The Chinooks departed the LZ and thundered away into the night as the soldiers, dug into defensive positions, waited tensely for any sign of enemy attack. None came. They spent March 18 hunkered down behind their weapons, waiting for another sixty troopers of B Squadron to join them at the LZ before the combined SAS force boarded their Pinkies and set off across the rough, rocky desert terrain.

By the time the SAS were approaching Al Quaim, the British Parliament had finally voted in favour of joining the invasion. Operation Row was now a legitimate mission. That night, the troopers reached the outskirts of the township and began probing the perimeter of an industrial plant that intelligence reports had tagged as a likely site for chemical weapons storage.

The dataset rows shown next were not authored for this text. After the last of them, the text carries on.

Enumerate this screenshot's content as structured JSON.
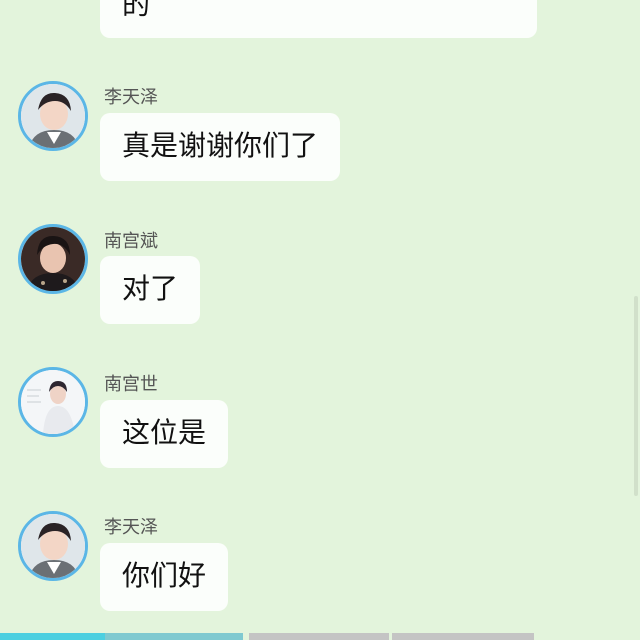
{
  "messages": [
    {
      "sender": "",
      "text": "的",
      "avatar": ""
    },
    {
      "sender": "李天泽",
      "text": "真是谢谢你们了",
      "avatar": "avatar-li-tianze"
    },
    {
      "sender": "南宫斌",
      "text": "对了",
      "avatar": "avatar-nangong-bin"
    },
    {
      "sender": "南宫世",
      "text": "这位是",
      "avatar": "avatar-nangong-shi"
    },
    {
      "sender": "李天泽",
      "text": "你们好",
      "avatar": "avatar-li-tianze"
    }
  ],
  "colors": {
    "background": "#e3f4dc",
    "bubble": "#fbfefb",
    "avatar_ring": "#5bb6e6",
    "tab_active": "#4ccfe0",
    "tab_inactive": "#c4c4c4"
  }
}
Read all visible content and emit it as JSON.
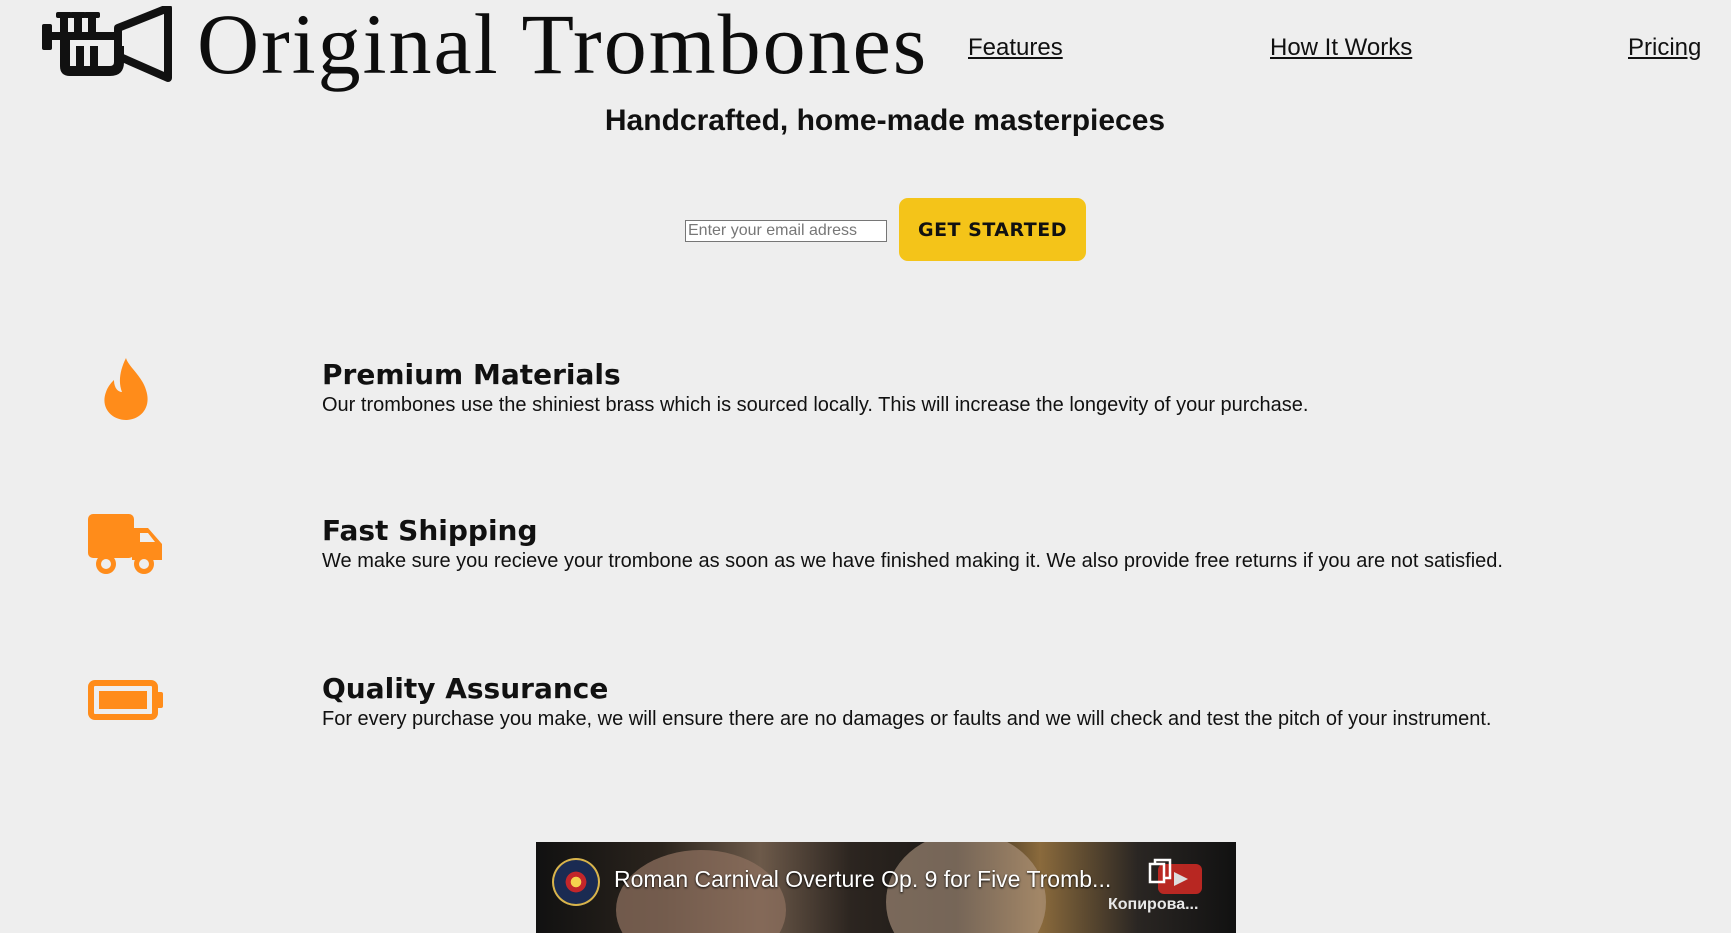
{
  "header": {
    "brand": "Original Trombones",
    "nav": [
      {
        "label": "Features"
      },
      {
        "label": "How It Works"
      },
      {
        "label": "Pricing"
      }
    ]
  },
  "hero": {
    "tagline": "Handcrafted, home-made masterpieces",
    "email_placeholder": "Enter your email adress",
    "cta_label": "GET STARTED"
  },
  "features": [
    {
      "icon": "flame-icon",
      "title": "Premium Materials",
      "text": "Our trombones use the shiniest brass which is sourced locally. This will increase the longevity of your purchase."
    },
    {
      "icon": "truck-icon",
      "title": "Fast Shipping",
      "text": "We make sure you recieve your trombone as soon as we have finished making it. We also provide free returns if you are not satisfied."
    },
    {
      "icon": "battery-icon",
      "title": "Quality Assurance",
      "text": "For every purchase you make, we will ensure there are no damages or faults and we will check and test the pitch of your instrument."
    }
  ],
  "video": {
    "title": "Roman Carnival Overture Op. 9 for Five Tromb...",
    "copy_label": "Копирова..."
  },
  "colors": {
    "accent": "#f4c419",
    "icon": "#ff8c1a",
    "background": "#eeeeee"
  }
}
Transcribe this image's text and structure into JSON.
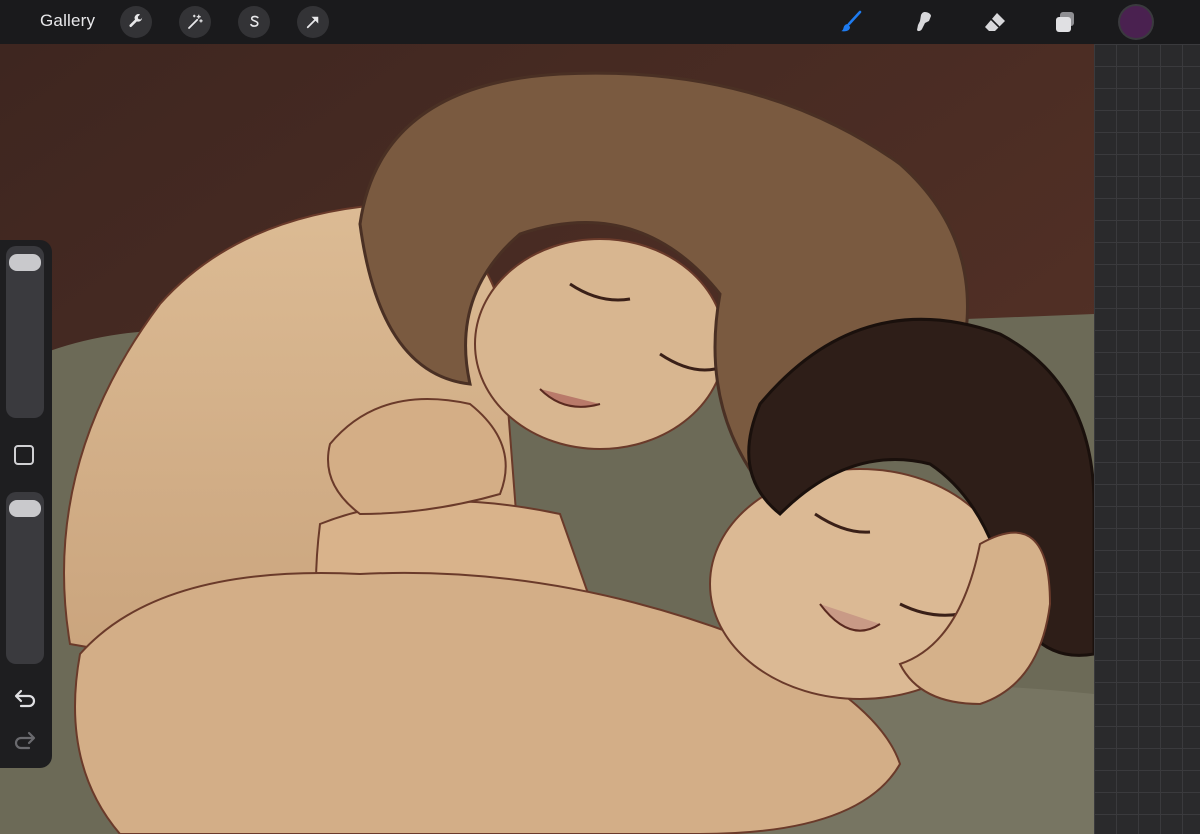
{
  "toolbar": {
    "gallery_label": "Gallery",
    "left_tools": [
      "wrench-icon",
      "magic-wand-icon",
      "selection-s-icon",
      "transform-arrow-icon"
    ],
    "right_tools": [
      "brush-icon",
      "smudge-icon",
      "eraser-icon",
      "layers-icon"
    ],
    "active_tool": "brush-icon",
    "current_color": "#4a2150"
  },
  "sidebar": {
    "brush_size_slider": "slider",
    "opacity_slider": "slider",
    "modify_button": "square-icon",
    "undo": "undo-icon",
    "redo": "redo-icon"
  },
  "colors": {
    "accent": "#1e7bf0",
    "toolbar_bg": "#1a1a1c",
    "background_brown": "#4a2a22",
    "skin": "#d7b48e",
    "hair_light": "#7a5a40",
    "hair_dark": "#2e1e18",
    "sheet": "#6f6a55"
  }
}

What they found instead was an ambush. They had walked straight into a hornets nest of resistance as waiting soldiers of the Iraqi Republican Guards lit up the night with ferocious gunfire. Ben and a small team of his men found themselves pinned down between buildings as enemy rounds peppered walls and vehicles. The crew of one of the SAS Pinkies ran for cover as the Land Rover was riddled with bullets. Ben ordered it to be destroyed with a rocket, lest their radio fall into enemy hands. The heat from the blast seared them, but provided enough cover for them to break away from their precarious position and press forward. They fought until the barrels on their machine guns glowed red hot, and the ground was covered with spent shells.

The battle raged into the night and into the following day as the Republican Guards kept up their spirited defence. The SAS had come prepared for stiff resistance, though this exceeded their expectations. Ben was crouched just yards from an SAS sniper when a bullet struck the barrel of his .50-calibre rifle and shattered it into pieces. Despite being badly hurt by the shrapnel, the sniper grabbed another rifle and fought gamely on. Inch by inch, street by street, the troopers clawed their way towards the industrial plant as gunfire hammered their positions. It finally became clear that only a targeted air strike would break the defending forces grip on their stronghold. It was duly radioed in. Ben watched from behind cover as the stunning power of 2,500 pounds of high explosive payload from a Coalition Forces bomber tore the plant apart in a ground-shaking blast and effectively ended the battle.

It was an impressive fireworks display, but nothing in comparison to the awesome bombardment of Baghdad that Ben was to personally witness just weeks later, when his unit was deployed to the west of the city.